Ça se passe au moment où la tartine beurrée entre en contact avec le café brûlant. Un ronronnement s’échappe du poste de radio. Une voix familière qui chevrote un peu, un phrasé impeccable qui franchit les « premièrement », les « deuxièmement » et les « mais également » sans jamais trébucher. Le texte, lui, glisse sans cahot d’une conférence genevoise à une réunion du G7, en passant par Bruxelles et ses sommets de la dernière chance.
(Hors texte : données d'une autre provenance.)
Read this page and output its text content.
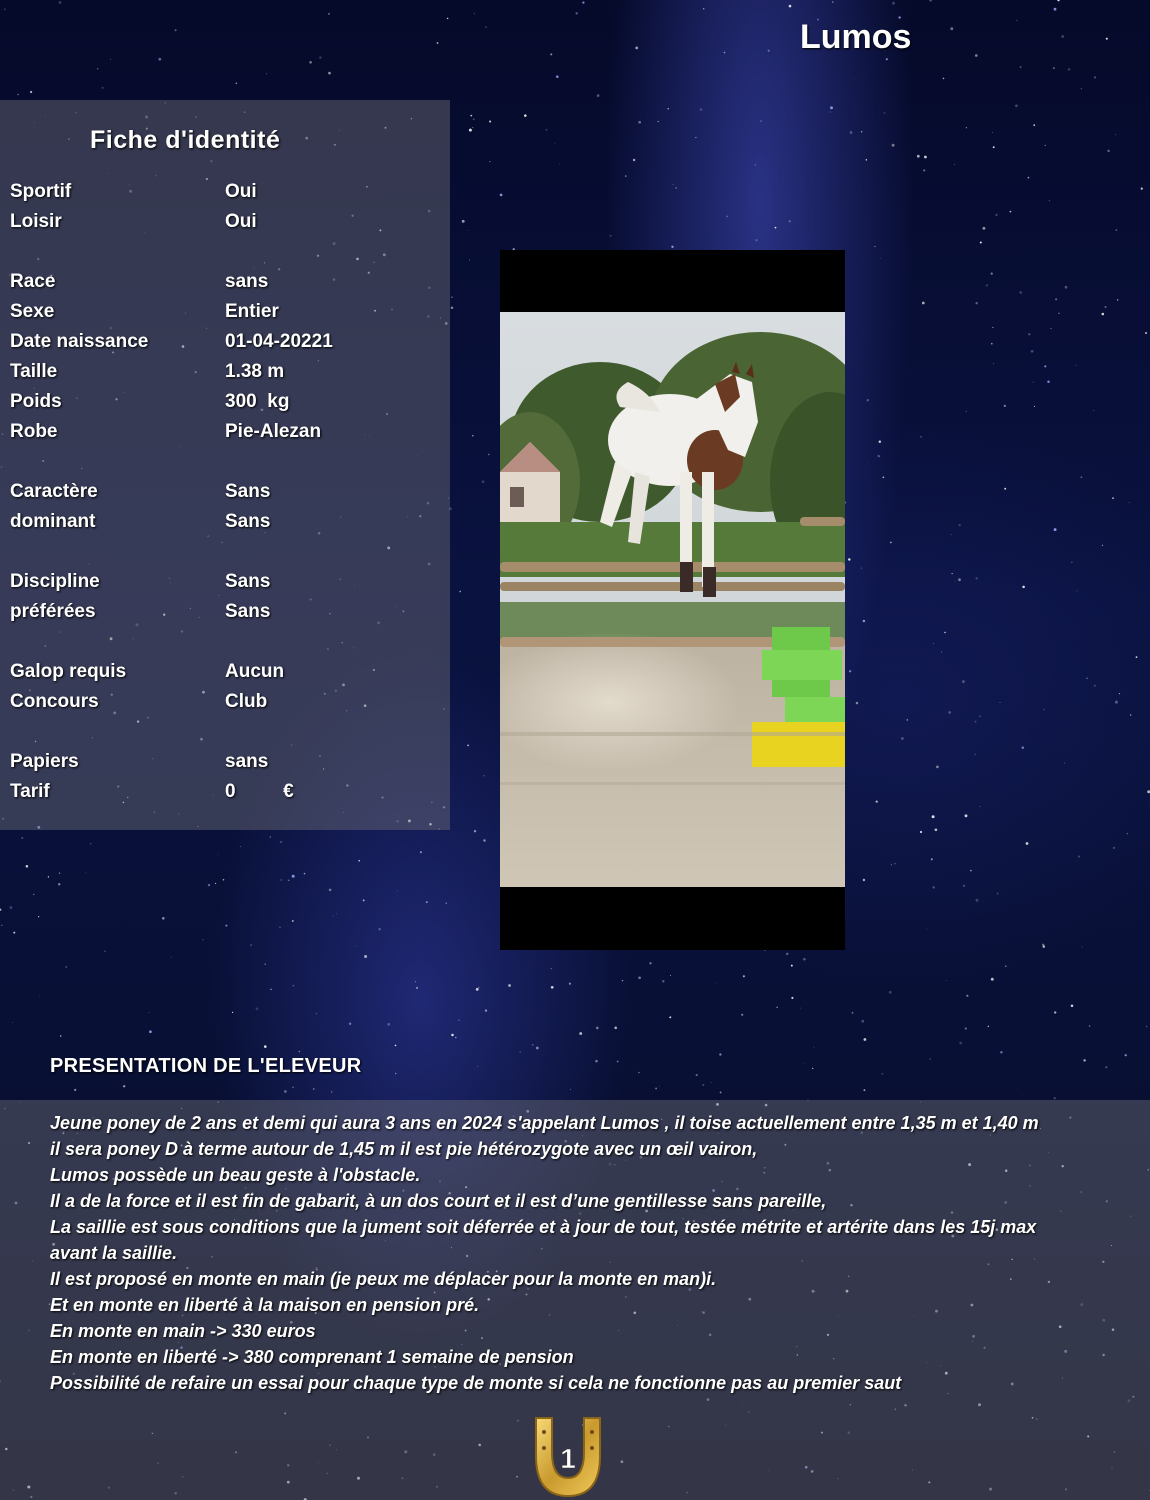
Lumos
Fiche d'identité
Sportif	Oui
Loisir	Oui
Race	sans
Sexe	Entier
Date naissance	01-04-20221
Taille	1.38 m
Poids	300  kg
Robe	Pie-Alezan
Caractère	Sans
dominant	Sans
Discipline	Sans
préférées	Sans
Galop requis	Aucun
Concours	Club
Papiers	sans
Tarif	0         €
PRESENTATION DE L'ELEVEUR
Jeune poney de 2 ans et demi qui aura 3 ans en 2024 s'appelant Lumos , il toise actuellement entre 1,35 m et 1,40 m
il sera poney D à terme autour de 1,45 m il est pie hétérozygote avec un œil vairon,
Lumos possède un beau geste à l'obstacle.
Il a de la force et il est fin de gabarit, à un dos court et il est d’une gentillesse sans pareille,
La saillie est sous conditions que la jument soit déferrée et à jour de tout, testée métrite et artérite dans les 15j max
avant la saillie.
Il est proposé en monte en main (je peux me déplacer pour la monte en man)i.
Et en monte en liberté à la maison en pension pré.
En monte en main -> 330 euros
En monte en liberté -> 380 comprenant 1 semaine de pension
Possibilité de refaire un essai pour chaque type de monte si cela ne fonctionne pas au premier saut
1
Une chronique quotidienne depuis 1991
Bernard Guetta, 64 ans, est « un majestueux monument à dômes et à coupoles […] installé dans le paysage matinal »,s’amusait Daniel Schneidermann. S’il le taquine, le fondateur d’Arrêt sur images voit aussi en lui l’un des rares journalistes qui « dans chaque événement microscopique cherchent par réflexe les racines profondes, les lointaines conséquences, bref la perspective ».
Le chroniqueur a rejoint France Inter en 1991 après une carrière déjà longue et tient depuis la chronique Géopolitique chaque matin, du lundi au vendredi à 8h19. Ce passage obligé de la matinale est inscrit dans la routine des auditeurs, sur le mode « déjà Guetta, faut y aller, Matteo va être en retard à l’école ».
Près de trois saisons de chroniques pour un imposant corpus de plus de 300 000 mots (pour vous donner une idée, ça fait un tiers de plus que le Nouveau Testament), soit 1,6 million de signes ou encore plus de 1 000 feuillets.
La carte en haut de cette page montre le résultat de ses recherches (contactez-moi ou laissez un commentaire si vous avez remarqué une erreur ou une bizarrerie). Je les ai également rassemblées sous forme de classements.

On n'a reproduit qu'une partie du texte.